Несчастный ребёнок и жестокая тварь в одном флаконе — классический, повсеместно встречающийся сюжет. И замкнутый круг, ибо, чтобы перестать быть тварью, надо перестать быть и эгоистичным, зацикленным на своей боли ребёнком — а это очень, очень мало кому удаётся...
В кои-то веки меня обвиняют в том, что я действительно сделала!
— Ты едва ли не самый наглый шпион, которого я только встречала!
— Я не шпион, я дипломат!
— Я что-то пропустила? Когда это одно другому мешало?
— Иногда быть дураком — самый умный из возможных выборов.
Светлые. Они обожают наказания. Это у них одна из любимых идиотских фиксаций: как бы так ещё хитровыкручено себя и других наказать…
Сколько судеб в этом мире рушится по вине дураков, озабоченных справедливостью.
Человеческая коммуникация в целом — крайне ненадёжная штука, представляющая собой игру в испорченный телефон и постоянное мерянье правдами. По моему опыту, если один человек хотя бы процентов на шестьдесят истинно понял другого — это уже вершины осознанности и эмпатии, без всяких шуток.
Такова сущность жизни. Всё всегда висит на волоске, может рухнуть в любой момент. Если у тебя всё иначе, то тут одно из двух: ты либо чего-то не знаешь, либо и не живёшь вовсе.
Если дело дошло до насилия, то ты уже проиграл, даже если в итоге выиграл.
— Бери пример с демонических коллег, гарем из продавших душу ведьм заведи! Пусть они тебя ночами, как коты, греют! Чем они хуже котов?
— Коты умные, — пожал плечами Баел, со времён Египта питавший к пушистым хищным манипуляторам некоторую ностальгическую нежность. — А продать душу демону, чтобы стать частью его гарема… Ну это совсем уж тупой надо быть.
Причина номер два, почему я не очень люблю детей: они иногда бывают честными до боли.
— Пока мы в пространстве сна и смотрим нечто вроде фильма ужасов, я предлагаю нам всем угоститься характерной для такой ситуации иномирной едой.
— Это иномирная еда?! — глаза Шуа восторженно засияли.
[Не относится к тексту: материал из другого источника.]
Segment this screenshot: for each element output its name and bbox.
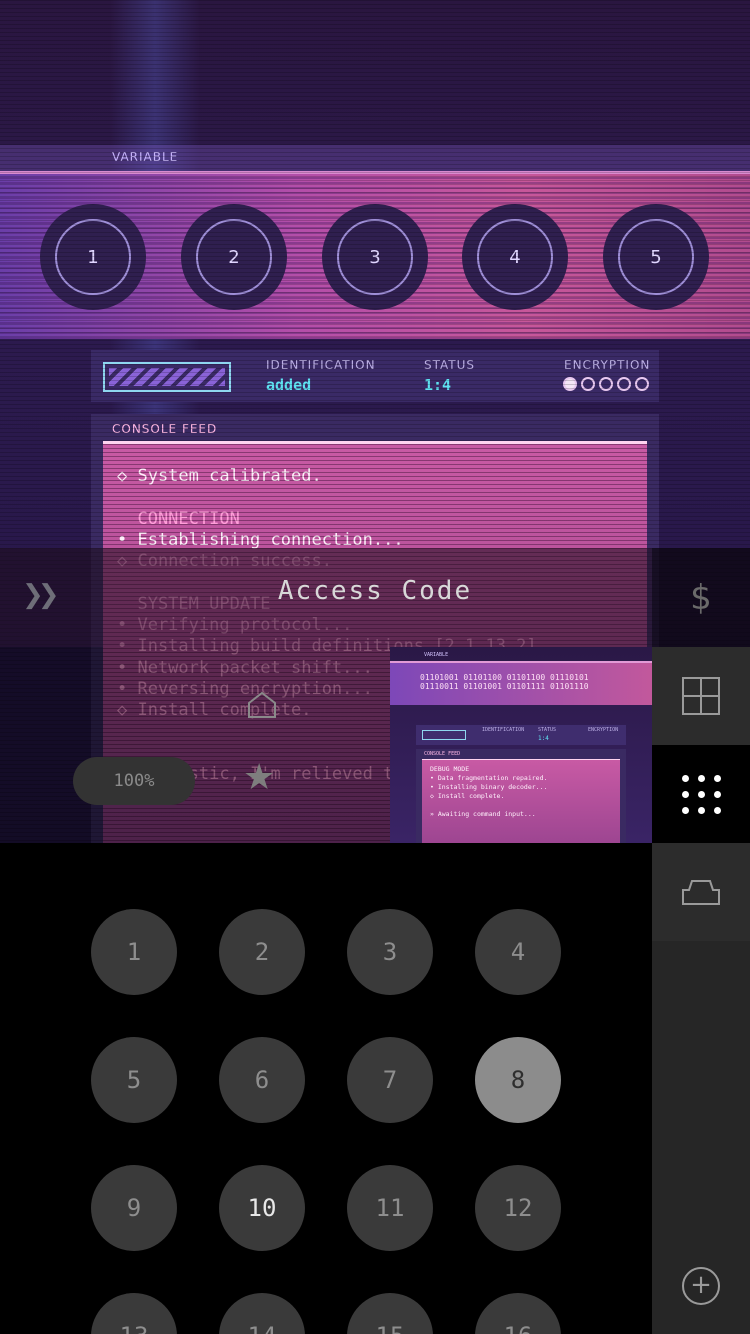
- plus-icon[interactable]: +: [682, 1267, 720, 1305]
- encryption-dot: [635, 377, 649, 391]
- zoom-level[interactable]: 100%: [73, 757, 195, 805]
- status-value: 1:4: [424, 376, 452, 394]
- encryption-indicator: [563, 377, 649, 391]
- thumb-status-panel: IDENTIFICATION STATUS 1:4 ENCRYPTION: [416, 725, 626, 745]
- variable-dial-1: 1: [40, 204, 146, 310]
- encryption-dot: [599, 377, 613, 391]
- console-title: CONSOLE FEED: [112, 422, 218, 436]
- identification-value: added: [266, 376, 312, 394]
- variable-label: VARIABLE: [112, 150, 179, 164]
- thumb-console-line: » Awaiting command input...: [430, 810, 536, 818]
- status-panel: IDENTIFICATION added STATUS 1:4 ENCRYPTI…: [91, 350, 659, 402]
- encryption-dot: [581, 377, 595, 391]
- dial-label: 5: [618, 219, 694, 295]
- thumb-console-line: ◇ Install complete.: [430, 792, 505, 800]
- overlay-controls: [0, 647, 390, 843]
- encryption-label: ENCRYPTION: [564, 358, 651, 372]
- dial-label: 3: [337, 219, 413, 295]
- thumb-variable-label: VARIABLE: [424, 652, 449, 658]
- status-label: STATUS: [424, 358, 476, 372]
- encryption-dot: [563, 377, 577, 391]
- thumb-console-line: • Installing binary decoder...: [430, 783, 548, 791]
- thumb-encryption-label: ENCRYPTION: [588, 727, 619, 733]
- page-title: Access Code: [277, 576, 473, 606]
- keypad-key-11[interactable]: 11: [347, 1165, 433, 1251]
- thumb-binary-line: 01110011 01101001 01101111 01101110: [420, 682, 589, 691]
- variable-dial-4: 4: [462, 204, 568, 310]
- console-line: CONNECTION: [117, 508, 240, 529]
- keypad-key-13[interactable]: 13: [91, 1293, 177, 1334]
- keypad-key-7[interactable]: 7: [347, 1037, 433, 1123]
- thumb-console-line: • Data fragmentation repaired.: [430, 774, 548, 782]
- keypad-key-14[interactable]: 14: [219, 1293, 305, 1334]
- grid-icon: [682, 677, 720, 715]
- thumb-console: CONSOLE FEED DEBUG MODE • Data fragmentat…: [416, 749, 626, 843]
- level-preview-thumbnail[interactable]: VARIABLE 01101001 01101100 01101100 0111…: [390, 647, 652, 843]
- keypad-key-9[interactable]: 9: [91, 1165, 177, 1251]
- thumb-identification-label: IDENTIFICATION: [482, 727, 525, 733]
- keypad-key-10[interactable]: 10: [219, 1165, 305, 1251]
- thumb-status-value: 1:4: [538, 735, 549, 742]
- star-icon[interactable]: ★: [243, 760, 275, 796]
- thumb-console-title: CONSOLE FEED: [424, 751, 461, 757]
- dial-label: 1: [55, 219, 131, 295]
- variable-dial-3: 3: [322, 204, 428, 310]
- keypad-key-3[interactable]: 3: [347, 909, 433, 995]
- thumb-binary-line: 01101001 01101100 01101100 01110101: [420, 673, 589, 682]
- dial-label: 4: [477, 219, 553, 295]
- thumb-status-label: STATUS: [538, 727, 557, 733]
- keypad-key-16[interactable]: 16: [475, 1293, 561, 1334]
- dial-label: 2: [196, 219, 272, 295]
- console-line: • Establishing connection...: [117, 529, 404, 550]
- keypad-view-button[interactable]: [652, 745, 750, 843]
- keypad-key-5[interactable]: 5: [91, 1037, 177, 1123]
- variable-dial-5: 5: [603, 204, 709, 310]
- encryption-dot: [617, 377, 631, 391]
- tray-icon: [682, 880, 720, 905]
- keypad-key-12[interactable]: 12: [475, 1165, 561, 1251]
- keypad-key-2[interactable]: 2: [219, 909, 305, 995]
- keypad-key-1[interactable]: 1: [91, 909, 177, 995]
- currency-button[interactable]: $: [652, 548, 750, 647]
- tray-button[interactable]: [652, 843, 750, 941]
- keypad-key-15[interactable]: 15: [347, 1293, 433, 1334]
- variable-dial-2: 2: [181, 204, 287, 310]
- console-line: ◇ System calibrated.: [117, 466, 322, 486]
- keypad-key-6[interactable]: 6: [219, 1037, 305, 1123]
- thumb-console-line: DEBUG MODE: [430, 765, 470, 773]
- signal-meter: [103, 362, 231, 392]
- dots-icon: [681, 774, 721, 814]
- identification-label: IDENTIFICATION: [266, 358, 376, 372]
- home-icon[interactable]: [246, 690, 278, 720]
- access-code-keypad: 12345678910111213141516: [0, 843, 652, 1334]
- keypad-key-8[interactable]: 8: [475, 1037, 561, 1123]
- grid-view-button[interactable]: [652, 647, 750, 745]
- keypad-key-4[interactable]: 4: [475, 909, 561, 995]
Неведомый ужас был благополучно отодвинут на второй план. Такова она, сила влияния чипсов на детские умы!
— Твои пауки добрые! И совсем не страшные!
Э… Ну я ж говорю — дети.
Совершенно дурацкие создания.
Воплощённые ночные кошмары у неё, понимаешь ли, не страшные. Что тогда вообще страшное, интересно?.. Хотя, куда моим несчастным, скромным паучаткам до монстров вроде Вины, Тщеты Бытия, Бессмысленной Тревожности, Бюрократии или Лучших Побуждений. Никаких сравнений, тут без вариантов!
Эта ваша любовь играет роль морковки, которую подвешивают перед носом у молоденьких ослиц, чтобы они шли в нужном направлении.
Если Тёмные Властелины чего-то хотят, пиши пропало. Он мир дотла сожжёт, чтобы получить желаемое… только чтобы убедиться, оно оно ему на хрен не надо.
— Вы поразительно неосторожны, — не без раздражения сказала я. — Неужели нельзя быть немного аккуратнее? Если уж вам пришло в голову кого-то рубить на кусочки, то банальная вежливость требует не разбрасывать части своих врагов на других людей. Это негигиенично!
Предатели и лжецы обожают рассказывать о праведном пути, и это почти что правило бытия.
Честь, красота, чистота и прочие комплектующие прекрасных дев никогда не становились настоящей причиной для серьёзных политических решений. Но частенько оказывались удобным предлогом.
— Какое удовольствие от отдыха в умирающем мире? Сами ведь знаете, почти все умирающие миры охвачены войной и катастрофами. А знаете, в чём проблема войны и катастроф?
— В том, что гибнет множество людей?
— Ну, и это тоже, наверное. Но я сейчас подразумеваю другое. Все магазины закрыты! Все таверны закрыты! Все пейзажи изуродованы! Книжные магазины не работают, и хорошо ещё, если книги не сожжены! И какой отпуск в таких условиях?
В моей жизни хватало дурацких ситуаций.
Это факт: ты просто не можешь прожить на свете несколько столетий и не привыкнуть к тому, что время от времени приходится чувствовать себя идиотом. Я бы сказала, это ощущение — один из самых ярких маркеров бытия.